Knoedler & Company was one of the most prestigious art dealerships in the US until it suddenly and permanently shut shop after 165 years in 2011. Around the time of its closure, the gallery had been dragged into the spotlight by a federal investigation into the sale of expert forgeries by elite New York art dealers. In a claim brought against nonprofit organisation the Dedalus Foundation, the former president of Knoedler, Ann Freedman, was accused of selling counterfeit Robert Motherwell paintings.
The accusation marked the beginning of an embarrassing onslaught of lawsuits brought against Knoedler for knowingly selling up to $60 million worth of fake Abstract Expressionist artworks to unsuspecting buyers. Among the forgeries were works by Jackson Pollock, Mark Rothko and Willem de Kooning.

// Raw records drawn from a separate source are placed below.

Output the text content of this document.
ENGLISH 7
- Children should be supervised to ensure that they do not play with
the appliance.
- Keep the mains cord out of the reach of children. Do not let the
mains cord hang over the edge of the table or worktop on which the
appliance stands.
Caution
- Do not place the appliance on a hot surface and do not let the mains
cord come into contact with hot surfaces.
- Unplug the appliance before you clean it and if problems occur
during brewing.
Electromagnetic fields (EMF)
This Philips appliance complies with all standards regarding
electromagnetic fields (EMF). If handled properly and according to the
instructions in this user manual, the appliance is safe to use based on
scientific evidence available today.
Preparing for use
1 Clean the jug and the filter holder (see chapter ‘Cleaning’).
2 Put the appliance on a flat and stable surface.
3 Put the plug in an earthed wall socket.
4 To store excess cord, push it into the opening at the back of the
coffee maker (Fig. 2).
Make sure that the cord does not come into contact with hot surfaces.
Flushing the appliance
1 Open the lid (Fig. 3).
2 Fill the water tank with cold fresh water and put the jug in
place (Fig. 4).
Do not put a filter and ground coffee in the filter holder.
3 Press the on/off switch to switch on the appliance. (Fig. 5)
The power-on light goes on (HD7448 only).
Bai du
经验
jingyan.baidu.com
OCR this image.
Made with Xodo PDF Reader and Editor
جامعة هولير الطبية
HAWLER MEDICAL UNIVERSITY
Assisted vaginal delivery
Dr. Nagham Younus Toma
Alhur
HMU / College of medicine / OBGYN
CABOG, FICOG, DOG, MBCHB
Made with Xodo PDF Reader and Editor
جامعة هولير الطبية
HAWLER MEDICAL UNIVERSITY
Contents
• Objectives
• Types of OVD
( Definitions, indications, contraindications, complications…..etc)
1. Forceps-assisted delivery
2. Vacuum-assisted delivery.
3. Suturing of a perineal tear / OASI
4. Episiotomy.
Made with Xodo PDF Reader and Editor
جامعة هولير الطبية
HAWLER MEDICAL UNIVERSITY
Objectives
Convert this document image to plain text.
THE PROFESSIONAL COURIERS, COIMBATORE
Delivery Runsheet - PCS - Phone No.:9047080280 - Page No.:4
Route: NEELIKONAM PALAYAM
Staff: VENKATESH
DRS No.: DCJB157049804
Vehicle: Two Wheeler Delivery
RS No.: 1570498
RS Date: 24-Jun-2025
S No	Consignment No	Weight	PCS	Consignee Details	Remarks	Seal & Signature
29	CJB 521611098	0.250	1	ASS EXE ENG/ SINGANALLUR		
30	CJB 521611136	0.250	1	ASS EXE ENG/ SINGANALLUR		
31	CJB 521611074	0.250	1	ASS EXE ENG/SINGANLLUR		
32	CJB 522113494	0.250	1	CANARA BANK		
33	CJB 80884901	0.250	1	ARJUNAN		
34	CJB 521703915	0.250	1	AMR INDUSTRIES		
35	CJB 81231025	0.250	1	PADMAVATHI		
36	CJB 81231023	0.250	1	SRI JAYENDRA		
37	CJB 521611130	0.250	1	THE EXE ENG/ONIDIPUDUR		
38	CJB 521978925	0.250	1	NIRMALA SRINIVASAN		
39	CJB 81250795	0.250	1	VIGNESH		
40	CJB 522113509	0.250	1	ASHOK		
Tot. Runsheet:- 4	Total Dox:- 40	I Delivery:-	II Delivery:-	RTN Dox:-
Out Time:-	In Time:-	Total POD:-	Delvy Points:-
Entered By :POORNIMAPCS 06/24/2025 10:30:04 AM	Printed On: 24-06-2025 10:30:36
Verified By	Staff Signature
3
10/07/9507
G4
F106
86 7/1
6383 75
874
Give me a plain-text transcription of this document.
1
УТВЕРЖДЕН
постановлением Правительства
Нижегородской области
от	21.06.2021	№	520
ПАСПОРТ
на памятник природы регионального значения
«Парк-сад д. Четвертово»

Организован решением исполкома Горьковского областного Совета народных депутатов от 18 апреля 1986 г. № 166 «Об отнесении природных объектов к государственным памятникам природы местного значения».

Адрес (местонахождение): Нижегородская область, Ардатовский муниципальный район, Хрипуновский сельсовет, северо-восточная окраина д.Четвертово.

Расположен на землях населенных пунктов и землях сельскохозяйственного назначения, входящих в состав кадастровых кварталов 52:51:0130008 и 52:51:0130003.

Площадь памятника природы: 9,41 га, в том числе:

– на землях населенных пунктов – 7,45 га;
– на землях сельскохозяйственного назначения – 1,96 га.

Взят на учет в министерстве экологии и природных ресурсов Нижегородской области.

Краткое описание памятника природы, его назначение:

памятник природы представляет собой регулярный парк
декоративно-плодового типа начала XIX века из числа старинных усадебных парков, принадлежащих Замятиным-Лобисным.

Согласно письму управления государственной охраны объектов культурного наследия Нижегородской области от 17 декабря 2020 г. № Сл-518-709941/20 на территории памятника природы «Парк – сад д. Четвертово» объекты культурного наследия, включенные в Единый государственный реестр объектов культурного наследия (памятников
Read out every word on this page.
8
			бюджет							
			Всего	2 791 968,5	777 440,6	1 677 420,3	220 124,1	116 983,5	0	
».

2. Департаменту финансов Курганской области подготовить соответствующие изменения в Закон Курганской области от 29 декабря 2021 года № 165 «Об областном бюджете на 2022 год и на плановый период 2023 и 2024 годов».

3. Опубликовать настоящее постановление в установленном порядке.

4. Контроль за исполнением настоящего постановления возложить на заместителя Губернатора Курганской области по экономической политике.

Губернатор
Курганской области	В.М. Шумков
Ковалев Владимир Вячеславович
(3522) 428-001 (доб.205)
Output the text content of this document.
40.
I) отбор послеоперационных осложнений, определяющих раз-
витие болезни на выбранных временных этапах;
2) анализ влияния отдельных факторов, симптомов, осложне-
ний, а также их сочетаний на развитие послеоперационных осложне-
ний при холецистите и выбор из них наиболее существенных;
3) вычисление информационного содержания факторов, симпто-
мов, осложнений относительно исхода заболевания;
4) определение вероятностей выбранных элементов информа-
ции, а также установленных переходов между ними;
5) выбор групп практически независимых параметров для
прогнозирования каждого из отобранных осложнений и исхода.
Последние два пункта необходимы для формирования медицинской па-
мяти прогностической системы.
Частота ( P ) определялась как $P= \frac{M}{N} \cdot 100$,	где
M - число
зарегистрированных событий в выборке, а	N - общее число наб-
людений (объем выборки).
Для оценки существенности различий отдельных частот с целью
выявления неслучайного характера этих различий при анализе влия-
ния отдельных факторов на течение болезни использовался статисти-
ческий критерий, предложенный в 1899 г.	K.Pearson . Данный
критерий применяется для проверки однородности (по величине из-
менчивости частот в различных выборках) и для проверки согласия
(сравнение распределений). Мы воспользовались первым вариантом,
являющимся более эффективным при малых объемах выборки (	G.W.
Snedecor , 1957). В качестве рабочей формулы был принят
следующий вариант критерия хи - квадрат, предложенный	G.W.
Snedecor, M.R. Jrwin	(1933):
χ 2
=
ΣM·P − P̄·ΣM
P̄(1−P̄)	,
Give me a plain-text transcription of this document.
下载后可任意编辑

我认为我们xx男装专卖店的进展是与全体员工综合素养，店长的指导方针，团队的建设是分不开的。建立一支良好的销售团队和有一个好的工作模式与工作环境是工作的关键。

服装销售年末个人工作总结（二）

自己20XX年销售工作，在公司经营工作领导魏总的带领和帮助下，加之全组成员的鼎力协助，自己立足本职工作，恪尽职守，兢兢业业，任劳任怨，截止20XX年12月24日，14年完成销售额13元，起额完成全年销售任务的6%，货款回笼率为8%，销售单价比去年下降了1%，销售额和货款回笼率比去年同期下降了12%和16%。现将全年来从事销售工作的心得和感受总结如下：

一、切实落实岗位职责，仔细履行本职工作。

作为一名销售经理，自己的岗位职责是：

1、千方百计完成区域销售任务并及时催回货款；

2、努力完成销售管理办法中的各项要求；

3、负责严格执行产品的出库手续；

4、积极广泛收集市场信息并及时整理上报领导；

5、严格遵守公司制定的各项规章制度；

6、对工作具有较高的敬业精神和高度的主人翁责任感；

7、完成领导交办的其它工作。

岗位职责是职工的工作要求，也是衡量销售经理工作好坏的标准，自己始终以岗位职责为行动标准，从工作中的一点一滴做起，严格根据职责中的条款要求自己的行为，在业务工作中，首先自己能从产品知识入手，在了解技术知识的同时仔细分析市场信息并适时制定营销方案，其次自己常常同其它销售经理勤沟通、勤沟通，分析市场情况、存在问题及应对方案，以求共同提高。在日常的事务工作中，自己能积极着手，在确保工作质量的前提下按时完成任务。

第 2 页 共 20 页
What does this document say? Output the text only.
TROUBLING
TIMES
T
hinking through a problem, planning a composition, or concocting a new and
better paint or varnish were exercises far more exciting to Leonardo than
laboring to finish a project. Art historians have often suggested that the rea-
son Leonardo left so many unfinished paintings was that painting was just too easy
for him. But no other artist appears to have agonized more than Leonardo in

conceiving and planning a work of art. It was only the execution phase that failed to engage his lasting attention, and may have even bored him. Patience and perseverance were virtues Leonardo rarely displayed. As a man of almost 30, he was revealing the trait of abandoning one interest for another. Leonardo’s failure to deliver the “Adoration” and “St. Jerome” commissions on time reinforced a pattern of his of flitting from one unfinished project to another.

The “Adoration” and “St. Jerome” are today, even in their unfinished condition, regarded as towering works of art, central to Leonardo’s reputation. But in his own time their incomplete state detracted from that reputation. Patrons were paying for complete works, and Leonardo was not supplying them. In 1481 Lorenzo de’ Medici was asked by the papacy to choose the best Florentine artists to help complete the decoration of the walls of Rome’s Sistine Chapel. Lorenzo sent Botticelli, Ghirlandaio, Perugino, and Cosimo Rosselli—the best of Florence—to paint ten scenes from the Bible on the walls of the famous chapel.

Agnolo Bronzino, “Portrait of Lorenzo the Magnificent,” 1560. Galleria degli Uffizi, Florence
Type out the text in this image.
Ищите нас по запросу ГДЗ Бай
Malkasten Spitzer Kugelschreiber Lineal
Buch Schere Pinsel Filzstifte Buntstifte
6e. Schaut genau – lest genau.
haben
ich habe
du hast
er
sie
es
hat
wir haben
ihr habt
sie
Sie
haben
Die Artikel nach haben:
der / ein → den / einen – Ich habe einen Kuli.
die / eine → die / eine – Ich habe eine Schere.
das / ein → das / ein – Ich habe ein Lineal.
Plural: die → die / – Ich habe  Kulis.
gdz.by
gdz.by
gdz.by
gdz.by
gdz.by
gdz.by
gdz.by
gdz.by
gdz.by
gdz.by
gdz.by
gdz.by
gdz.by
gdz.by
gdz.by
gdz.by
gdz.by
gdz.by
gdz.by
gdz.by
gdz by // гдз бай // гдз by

Mr Howard’s case was one of ten filed against Knoedler and the fifth to have reached a settlement. Co-managing partner of private equity firm Irving Place Capital, he bought the fake de Kooning from the gallery in 2007 for $4 million. On the back of the discoveries of the federal inquiry, Mr Howard sued Knoedler, Ms Freedman and Knoedler’s parent comapny 8-31 Holdings Inc. for fraud in 2012 claiming more than $4.5 million in damages.
In 2013, Ms Freedman attempted to stave off the allegations made against her by pointing to that fact that she herself had purchased forged works for her own collections in the belief they were real:
“I am as shocked as everybody, more shocked, as I am the central victim,” she told an interviewer.
A trial had been scheduled for January 2016 but the parties informed the court on Wednesday (2 December) that they had settled. While the exact terms of the deal have been kept under wraps it will have inevitably come as a relief to both parties. Liability under the US federal RICO law (Racketeer Influenced and Corrupt Organizations Act) could have tripled the amount of damages payable to Mr Howard. For his part, Mr Howard faced the difficult task of convincing a jury that the defendants were guilty of fraud.
The forgeries sold by Knoedler purportedly derived from a private collector who purchased them direct from the artists’ studios and passed them onto his children. Knoedler refused to disclose the identity of the owner apparently because he wished to remain secret. Nonetheless it assured buyers that the owner was known to those in the gallery. In May 2013, the fog lifted when the person responsible for bringing the works to Knoedler, Long Island art dealer Glafira Rosales, was indicted by the US Government for various crimes including tax fraud and wire fraud from the sale of forged artworks. Ms Rosales is currently awaiting sentencing.
Mr Howard’s lawyer John Cahill wrote in 2014 that the forgery scandal should act as a warning to art buyers. He advised that although it may be accepted practice in the art market for galleries to safeguard the confidentiality of the seller it is vital that they actually know the identity of the consignor. In Knoedler’s case, the “private collector” to whom they referred was entirely fictitious.
The Howard settlement is a bittersweet victory for Knoedler. The sixth case brought against the gallery is still scheduled to go to trial on 25 January 2016. The claim is being brought by Domenico De Sole, Chairman of Sotheby’s Board of Directors, and his wife Eleanore. They are suing Knoedler over a fake Mark Rothko they purchased in 2004 for around $8.3 million. Ms Freedman’s lawyer Luke Nikas is confident about the forthcoming trial:
“We are pleased to have resolved the case with Howard, and we feel very good about the upcoming De Sole trial.”
For the De Soles, their lawyer Gregory Clarick is ready for a fight:
“We look forward to proving Knoedler’s and Freedman’s fraud at trial… We are confident that the jury will find that Freedman and Knoedler engaged in a decade long conspiracy to profit from the sale of fake paintings.”